Capital Costs - One Reason Why The Corporate World Doesn’t Think Long Term
Tuesday, April 1st, 2008
As I was reading through Suburban Nation, an excellent book on Urban Planning , I stumbled on a very well written footnote which quickly and simply explains how the cost of capital affects long term thinking in corporations. I’m going to quote liberally, because, as I said, I feel they nailed it pretty well, and admittedly my business knowledge is pretty limited.

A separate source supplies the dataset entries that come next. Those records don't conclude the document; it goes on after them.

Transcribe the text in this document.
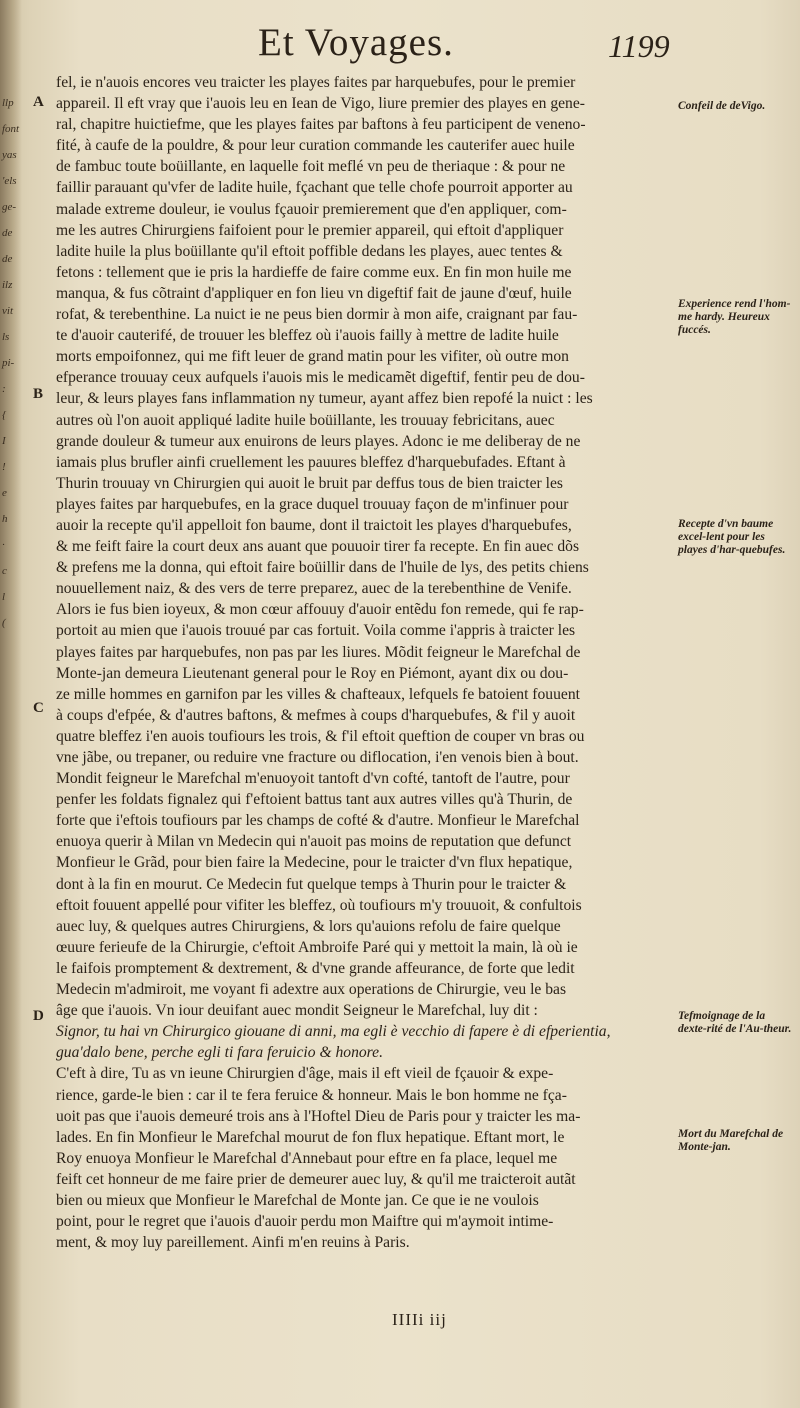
llp
font
yas
'els
ge-
de
de
ilz
vit
ls
pi-
:
{
I
!
e
h
·
c
l
(
Et Voyages.	1199
A
B
C
D
fel, ie n'auois encores veu traicter les playes faites par harquebufes, pour le premier
appareil. Il eft vray que i'auois leu en Iean de Vigo, liure premier des playes en gene-
ral, chapitre huictiefme, que les playes faites par baftons à feu participent de veneno-
fité, à caufe de la pouldre, & pour leur curation commande les cauterifer auec huile
de fambuc toute boüillante, en laquelle foit meflé vn peu de theriaque : & pour ne
faillir parauant qu'vfer de ladite huile, fçachant que telle chofe pourroit apporter au
malade extreme douleur, ie voulus fçauoir premierement que d'en appliquer, com-
me les autres Chirurgiens faifoient pour le premier appareil, qui eftoit d'appliquer
ladite huile la plus boüillante qu'il eftoit poffible dedans les playes, auec tentes &
fetons : tellement que ie pris la hardieffe de faire comme eux. En fin mon huile me
manqua, & fus cõtraint d'appliquer en fon lieu vn digeftif fait de jaune d'œuf, huile
rofat, & terebenthine. La nuict ie ne peus bien dormir à mon aife, craignant par fau-
te d'auoir cauterifé, de trouuer les bleffez où i'auois failly à mettre de ladite huile
morts empoifonnez, qui me fift leuer de grand matin pour les vifiter, où outre mon
efperance trouuay ceux aufquels i'auois mis le medicamẽt digeftif, fentir peu de dou-
leur, & leurs playes fans inflammation ny tumeur, ayant affez bien repofé la nuict : les
autres où l'on auoit appliqué ladite huile boüillante, les trouuay febricitans, auec
grande douleur & tumeur aux enuirons de leurs playes. Adonc ie me deliberay de ne
iamais plus brufler ainfi cruellement les pauures bleffez d'harquebufades. Eftant à
Thurin trouuay vn Chirurgien qui auoit le bruit par deffus tous de bien traicter les
playes faites par harquebufes, en la grace duquel trouuay façon de m'infinuer pour
auoir la recepte qu'il appelloit fon baume, dont il traictoit les playes d'harquebufes,
& me feift faire la court deux ans auant que pouuoir tirer fa recepte. En fin auec dõs
& prefens me la donna, qui eftoit faire boüillir dans de l'huile de lys, des petits chiens
nouuellement naiz, & des vers de terre preparez, auec de la terebenthine de Venife.
Alors ie fus bien ioyeux, & mon cœur affouuy d'auoir entẽdu fon remede, qui fe rap-
portoit au mien que i'auois trouué par cas fortuit. Voila comme i'appris à traicter les
playes faites par harquebufes, non pas par les liures. Mõdit feigneur le Marefchal de
Monte-jan demeura Lieutenant general pour le Roy en Piémont, ayant dix ou dou-
ze mille hommes en garnifon par les villes & chafteaux, lefquels fe batoient fouuent
à coups d'efpée, & d'autres baftons, & mefmes à coups d'harquebufes, & f'il y auoit
quatre bleffez i'en auois toufiours les trois, & f'il eftoit queftion de couper vn bras ou
vne jãbe, ou trepaner, ou reduire vne fracture ou diflocation, i'en venois bien à bout.
Mondit feigneur le Marefchal m'enuoyoit tantoft d'vn cofté, tantoft de l'autre, pour
penfer les foldats fignalez qui f'eftoient battus tant aux autres villes qu'à Thurin, de
forte que i'eftois toufiours par les champs de cofté & d'autre. Monfieur le Marefchal
enuoya querir à Milan vn Medecin qui n'auoit pas moins de reputation que defunct
Monfieur le Grãd, pour bien faire la Medecine, pour le traicter d'vn flux hepatique,
dont à la fin en mourut. Ce Medecin fut quelque temps à Thurin pour le traicter &
eftoit fouuent appellé pour vifiter les bleffez, où toufiours m'y trouuoit, & confultois
auec luy, & quelques autres Chirurgiens, & lors qu'auions refolu de faire quelque
œuure ferieufe de la Chirurgie, c'eftoit Ambroife Paré qui y mettoit la main, là où ie
le faifois promptement & dextrement, & d'vne grande affeurance, de forte que ledit
Medecin m'admiroit, me voyant fi adextre aux operations de Chirurgie, veu le bas
âge que i'auois. Vn iour deuifant auec mondit Seigneur le Marefchal, luy dit :
Signor, tu hai vn Chirurgico giouane di anni, ma egli è vecchio di fapere è di efperientia,
gua'dalo bene, perche egli ti fara feruicio & honore.
C'eft à dire, Tu as vn ieune Chirurgien d'âge, mais il eft vieil de fçauoir & expe-
rience, garde-le bien : car il te fera feruice & honneur. Mais le bon homme ne fça-
uoit pas que i'auois demeuré trois ans à l'Hoftel Dieu de Paris pour y traicter les ma-
lades. En fin Monfieur le Marefchal mourut de fon flux hepatique. Eftant mort, le
Roy enuoya Monfieur le Marefchal d'Annebaut pour eftre en fa place, lequel me
feift cet honneur de me faire prier de demeurer auec luy, & qu'il me traicteroit autãt
bien ou mieux que Monfieur le Marefchal de Monte jan. Ce que ie ne voulois
point, pour le regret que i'auois d'auoir perdu mon Maiftre qui m'aymoit intime-
ment, & moy luy pareillement. Ainfi m'en reuins à Paris.
Confeil de deVigo.
Experience rend l'hom-me hardy. Heureux fuccés.
Recepte d'vn baume excel-lent pour les playes d'har-quebufes.
Tefmoignage de la dexte-rité de l'Au-theur.
Mort du Marefchal de Monte-jan.
IIIIi iij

Cost of capital, narrowly defined, is the interest rate at which money is borrowed, but it could be more accurately described as the income that could be earned on a given amount of money were it invested elsewhere. For most successful companies, this cost of capital is well over 10 percent, and in the high-risk field of real estate, it is often 20 percent. When contemplating an investment, businesses create cost-and-income spreadsheets in which all future earnings are discounted at this rate. A dollar earned next year is worth about ninety cents this year, since it could have been invested elsewhere at 10 percent.

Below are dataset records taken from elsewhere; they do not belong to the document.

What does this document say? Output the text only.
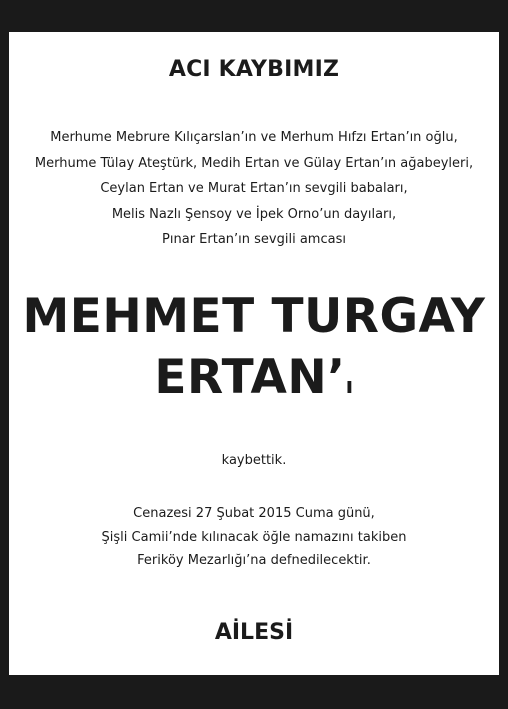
ACI KAYBIMIZ
Merhume Mebrure Kılıçarslan’ın ve Merhum Hıfzı Ertan’ın oğlu,
Merhume Tülay Ateştürk, Medih Ertan ve Gülay Ertan’ın ağabeyleri,
Ceylan Ertan ve Murat Ertan’ın sevgili babaları,
Melis Nazlı Şensoy ve İpek Orno’un dayıları,
Pınar Ertan’ın sevgili amcası
MEHMET TURGAY
ERTAN’ı
kaybettik.
Cenazesi 27 Şubat 2015 Cuma günü,
Şişli Camii’nde kılınacak öğle namazını takiben
Feriköy Mezarlığı’na defnedilecektir.
AİLESİ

With this logic, the cost of dollars made or saved in the future begins to sharply decline. In ten years a dollar is worth only thirty-five cents, and in twenty it’s worth only twelve. Start to go much further beyond that and it gets virtually worthless.
When looking at an environmentally sustainable investment like geothermal heating or solar panels, which need large up-front costs but can provide an overall savings when calculated over the long term, it becomes clear how cost of capital could make an otherwise sensible long-term project much less viable.